Like clockwork ... every couple of weeks we get a press release from PRWeb:

Dr. Ulf Erlingsson connects Atlantis with Megalithic Ireland. What sets his research apart among Atlantis theories is that it has passed statistical significance tests. He found that with 99.98% probability, Plato based the description of Atlantis on the geography of Ireland.

He presents the study in the book “Atlantis from a Geographer’s Perspective: Mapping the Fairy Land,” which has recently also come out in Japanese on Hara Shobo.

At the conference, to be held on the island of Milos, Dr. Erlingsson will present the study to fellow scholars and students of Atlantis for the first time. He is looking forward to the opportunity, especially since he dismisses the early criticism he received from some Irish scholars as “ignorant.”

As he explains, they reacted emotionally with instinctive skepticism when they were faced with this unexpected explanation of Atlantis. The reason is obviously that Atlantis has turned into a myth the last century, a myth about an incredibly advanced civilization that went under.
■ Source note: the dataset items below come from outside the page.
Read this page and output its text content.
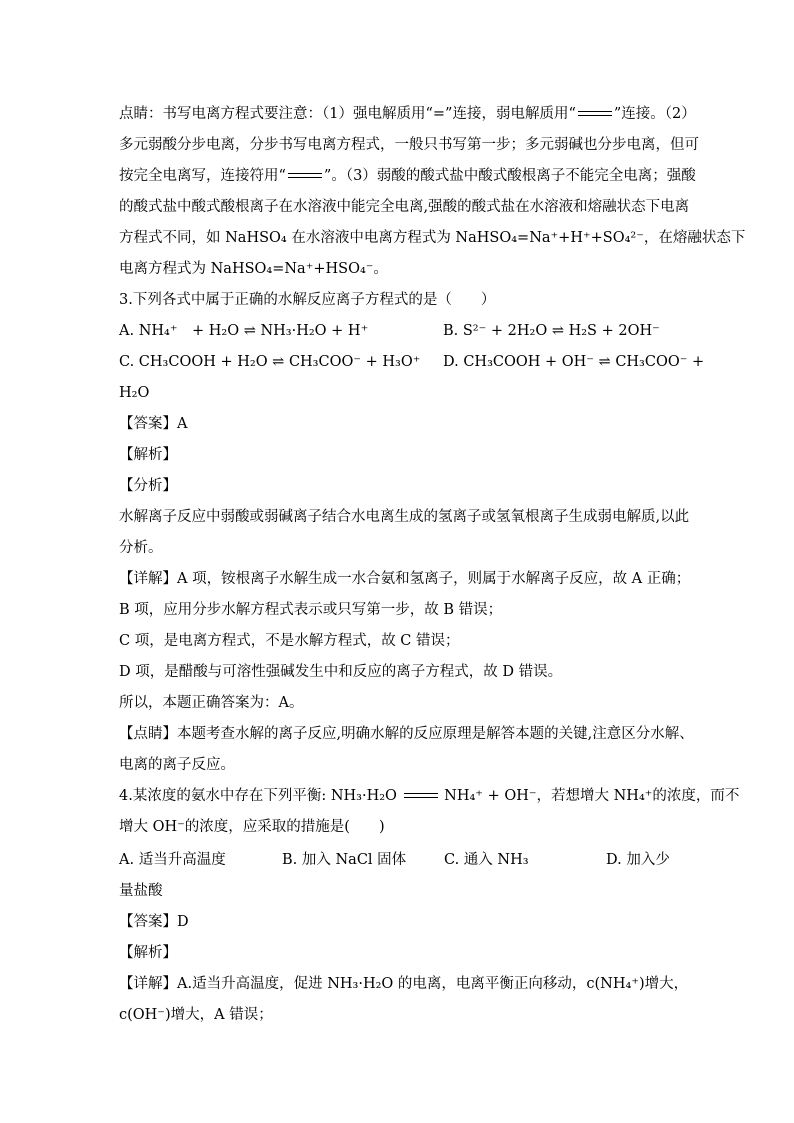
点睛：书写电离方程式要注意：（1）强电解质用“=”连接，弱电解质用“	”连接。（2）
多元弱酸分步电离，分步书写电离方程式，一般只书写第一步；多元弱碱也分步电离，但可
按完全电离写，连接符用“	”。（3）弱酸的酸式盐中酸式酸根离子不能完全电离；强酸
的酸式盐中酸式酸根离子在水溶液中能完全电离,强酸的酸式盐在水溶液和熔融状态下电离
方程式不同，如 NaHSO₄ 在水溶液中电离方程式为 NaHSO₄=Na⁺+H⁺+SO₄²⁻，在熔融状态下
电离方程式为 NaHSO₄=Na⁺+HSO₄⁻。
3.下列各式中属于正确的水解反应离子方程式的是（　　）
A. NH₄⁺　+ H₂O ⇌ NH₃·H₂O + H⁺	B. S²⁻ + 2H₂O ⇌ H₂S + 2OH⁻
C. CH₃COOH + H₂O ⇌ CH₃COO⁻ + H₃O⁺ D. CH₃COOH + OH⁻ ⇌ CH₃COO⁻ +
H₂O
【答案】A
【解析】
【分析】
水解离子反应中弱酸或弱碱离子结合水电离生成的氢离子或氢氧根离子生成弱电解质,以此
分析。
【详解】A 项，铵根离子水解生成一水合氨和氢离子，则属于水解离子反应，故 A 正确；
B 项，应用分步水解方程式表示或只写第一步，故 B 错误；
C 项，是电离方程式，不是水解方程式，故 C 错误；
D 项，是醋酸与可溶性强碱发生中和反应的离子方程式，故 D 错误。
所以，本题正确答案为：A。
【点睛】本题考查水解的离子反应,明确水解的反应原理是解答本题的关键,注意区分水解、
电离的离子反应。
4.某浓度的氨水中存在下列平衡: NH₃·H₂O	NH₄⁺ + OH⁻，若想增大 NH₄⁺的浓度，而不
增大 OH⁻的浓度，应采取的措施是(　　)
A. 适当升高温度	B. 加入 NaCl 固体	C. 通入 NH₃	D. 加入少
量盐酸
【答案】D
【解析】
【详解】A.适当升高温度，促进 NH₃·H₂O 的电离，电离平衡正向移动，c(NH₄⁺)增大，
c(OH⁻)增大，A 错误；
Several best-selling authors are spreading this notion, which scholars refer to as “Atlanticism.” Most people today apparently connect the word Atlantis with that myth rather than with Plato’s original Atlantis, at least in English-speaking countries.

In the view of that, it is not surprising that many scholars found Stone Age Ireland to be an unlikely candidate for Atlantis, to say the least. “In fact, those scholars dismissed my research for the same reason as the Atlanticists,” says Erlingsson. “Both groups used the Atlanticism myth as their frame of reference, rather than Plato’s original tale.”

As an expert in under-water exploration Erlingsson has helped marine archaeologists in the past, at the excavation of the Swedish Viking city of Birka. He expects that he will get use for that professional expertise again, since the oldest layers of the Atlantis tale appear to refer to the flooding of the North Sea over 8,000 years ago. The area is of great interest also for marine archaeologists, as it was the best place to live in NW Europe before the end of the Ice Age, when mammoths grazed the plains.